Over 55% of Brits intend to shop on Black Friday; 40% said they would mostly be shopping for themselves, spending on average £123 on self-gifting purchases. Men appear to be the bigger/more selfish of the gender spenders with 43% of men shopping mostly for themselves, compared to 33% of women. Men also expect to spend on average £63 more on themselves than women, with the average man’s Black Friday self-spend reaching £157.

Traditionally January has been the peak for self-shopping, however with discounting starting earlier, Doddle suggests the rise of Black Friday could mean the end of January sales as consumers will have already spent their last pennies before the end of December. While consumers here prepare for Black Friday, yesterday in China the equaivalent ‘Singles Day’ saw online consumers break online spending records. Now in it’s seventh year it is expected to result in almost $14bn worth of sales, an increase of over $4 billion from last year.

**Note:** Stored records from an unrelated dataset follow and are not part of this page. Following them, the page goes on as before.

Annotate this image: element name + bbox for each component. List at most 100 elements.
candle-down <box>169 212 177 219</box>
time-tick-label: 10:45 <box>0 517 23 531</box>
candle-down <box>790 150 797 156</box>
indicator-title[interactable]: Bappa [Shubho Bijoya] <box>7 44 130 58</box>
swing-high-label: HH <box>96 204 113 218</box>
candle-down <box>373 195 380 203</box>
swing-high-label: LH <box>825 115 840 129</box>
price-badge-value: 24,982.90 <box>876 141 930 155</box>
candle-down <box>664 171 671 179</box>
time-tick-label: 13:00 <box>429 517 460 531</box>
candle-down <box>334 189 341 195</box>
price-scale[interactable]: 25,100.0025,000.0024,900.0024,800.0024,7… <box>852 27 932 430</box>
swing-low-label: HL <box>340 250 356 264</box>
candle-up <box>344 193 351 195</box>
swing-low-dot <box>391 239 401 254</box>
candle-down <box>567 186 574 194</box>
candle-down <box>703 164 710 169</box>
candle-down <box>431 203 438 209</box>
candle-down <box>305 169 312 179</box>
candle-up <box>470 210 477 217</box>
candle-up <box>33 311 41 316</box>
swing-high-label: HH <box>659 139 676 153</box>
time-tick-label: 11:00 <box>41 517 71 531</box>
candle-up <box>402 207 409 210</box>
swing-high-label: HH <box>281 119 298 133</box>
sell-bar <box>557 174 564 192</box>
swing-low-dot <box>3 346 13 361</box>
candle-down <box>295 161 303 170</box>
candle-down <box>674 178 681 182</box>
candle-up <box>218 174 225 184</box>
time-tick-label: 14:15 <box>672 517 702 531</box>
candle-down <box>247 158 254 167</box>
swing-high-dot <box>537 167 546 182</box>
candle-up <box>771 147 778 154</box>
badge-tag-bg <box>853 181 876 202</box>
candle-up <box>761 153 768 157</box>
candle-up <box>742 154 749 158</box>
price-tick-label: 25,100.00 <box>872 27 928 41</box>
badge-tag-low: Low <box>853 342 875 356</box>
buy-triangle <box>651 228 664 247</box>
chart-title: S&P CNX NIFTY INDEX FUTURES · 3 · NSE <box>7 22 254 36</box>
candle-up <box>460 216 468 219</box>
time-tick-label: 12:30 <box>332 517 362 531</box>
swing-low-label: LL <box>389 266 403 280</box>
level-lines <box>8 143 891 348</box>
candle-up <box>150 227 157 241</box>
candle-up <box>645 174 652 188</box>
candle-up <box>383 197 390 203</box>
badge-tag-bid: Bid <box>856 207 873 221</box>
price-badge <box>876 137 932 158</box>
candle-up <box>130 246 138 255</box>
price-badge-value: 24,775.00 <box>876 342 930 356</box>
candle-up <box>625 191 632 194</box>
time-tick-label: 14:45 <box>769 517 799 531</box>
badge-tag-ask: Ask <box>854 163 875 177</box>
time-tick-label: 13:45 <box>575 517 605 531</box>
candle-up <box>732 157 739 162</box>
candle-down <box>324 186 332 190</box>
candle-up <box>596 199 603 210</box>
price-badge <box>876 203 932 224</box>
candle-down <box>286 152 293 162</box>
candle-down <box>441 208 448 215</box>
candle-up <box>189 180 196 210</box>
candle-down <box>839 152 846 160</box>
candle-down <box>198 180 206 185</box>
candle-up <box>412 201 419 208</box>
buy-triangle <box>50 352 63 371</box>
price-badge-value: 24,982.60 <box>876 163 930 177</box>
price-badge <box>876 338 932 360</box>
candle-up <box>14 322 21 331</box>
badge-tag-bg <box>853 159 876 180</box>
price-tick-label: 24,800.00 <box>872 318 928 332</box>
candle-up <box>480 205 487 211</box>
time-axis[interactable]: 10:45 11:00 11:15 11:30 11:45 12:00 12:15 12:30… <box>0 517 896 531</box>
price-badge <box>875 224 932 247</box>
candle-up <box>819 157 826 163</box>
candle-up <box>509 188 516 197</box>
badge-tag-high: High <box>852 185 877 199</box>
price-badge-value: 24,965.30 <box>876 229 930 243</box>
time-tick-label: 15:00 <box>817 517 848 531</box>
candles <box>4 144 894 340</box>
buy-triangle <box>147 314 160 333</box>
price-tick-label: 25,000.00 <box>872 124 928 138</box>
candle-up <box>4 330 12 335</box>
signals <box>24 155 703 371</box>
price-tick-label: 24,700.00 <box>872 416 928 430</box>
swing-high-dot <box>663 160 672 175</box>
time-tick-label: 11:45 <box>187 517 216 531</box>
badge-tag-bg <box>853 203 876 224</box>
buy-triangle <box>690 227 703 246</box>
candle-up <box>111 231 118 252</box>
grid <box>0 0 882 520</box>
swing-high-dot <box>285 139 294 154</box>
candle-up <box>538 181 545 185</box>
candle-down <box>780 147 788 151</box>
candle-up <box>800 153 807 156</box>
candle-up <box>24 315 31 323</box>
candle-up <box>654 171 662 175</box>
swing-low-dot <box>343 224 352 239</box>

Tim Robinson, Doddle CEO, said: “Black Friday has completely changed the retail cycle not only in terms of the timing of volume but also consumer behaviour. Where previously consumers would have waited to make personal purchases in January, there’s now a fear they’ll miss out on the good stuff if they wait that long. By the end of December consumers will have already spent their total budget on themselves and Christmas gifts. This makes buying presents harder than ever with many families caught out by the self-spenders.

“As a result I think we’ll begin to see January sale periods shorten dramatically, as retailers won’t be able to sustain three months of discounting. This then puts greater pressure on the supply chain from a delivery and returns perspective. Retailers will have to look at how they can tighten the returns cycle to ensure they aren’t left with vast volumes of stock returned after Black Friday waiting to be processed for resale pre-Christmas.

The Black Friday delivery dilemma

Carriers and retailers have been preparing all year for the spike in parcel volumes brought on by Black Friday, hiring more drivers and investing infrastructure. One solution that has been proposed is to manage the Black Friday volumes by spreading delivery out across slower services, but reassuring customers that their deliveries will be made in time for Christmas.

However, Doddle’s research suggests that using Christmas as the deadline may be misguided if nearly half the parcel volume is personal purchases rather than Christmas presents.

Robinson said: “I think there’s a common belief in the industry that as long as a Black Friday delivery is made in time for Christmas, the consumer will be accepting of a slower service. However, if it’s not a Christmas present, using Christmas as the cut off is a misnomer.  

“We know from multiple studies and the success of services like Amazon’s Prime Now, that consumers increasingly want same day or next day delivery services. They are impatient for the goods they’ve spent their hard earned cash on, so offering slower delivery around Black Friday probably is not going to meet their expectations. Instead there needs to be greater collaboration within the supply chain to ensure capacity is maximised and services continue to meet consumers’ needs, not just the needs of the industry.”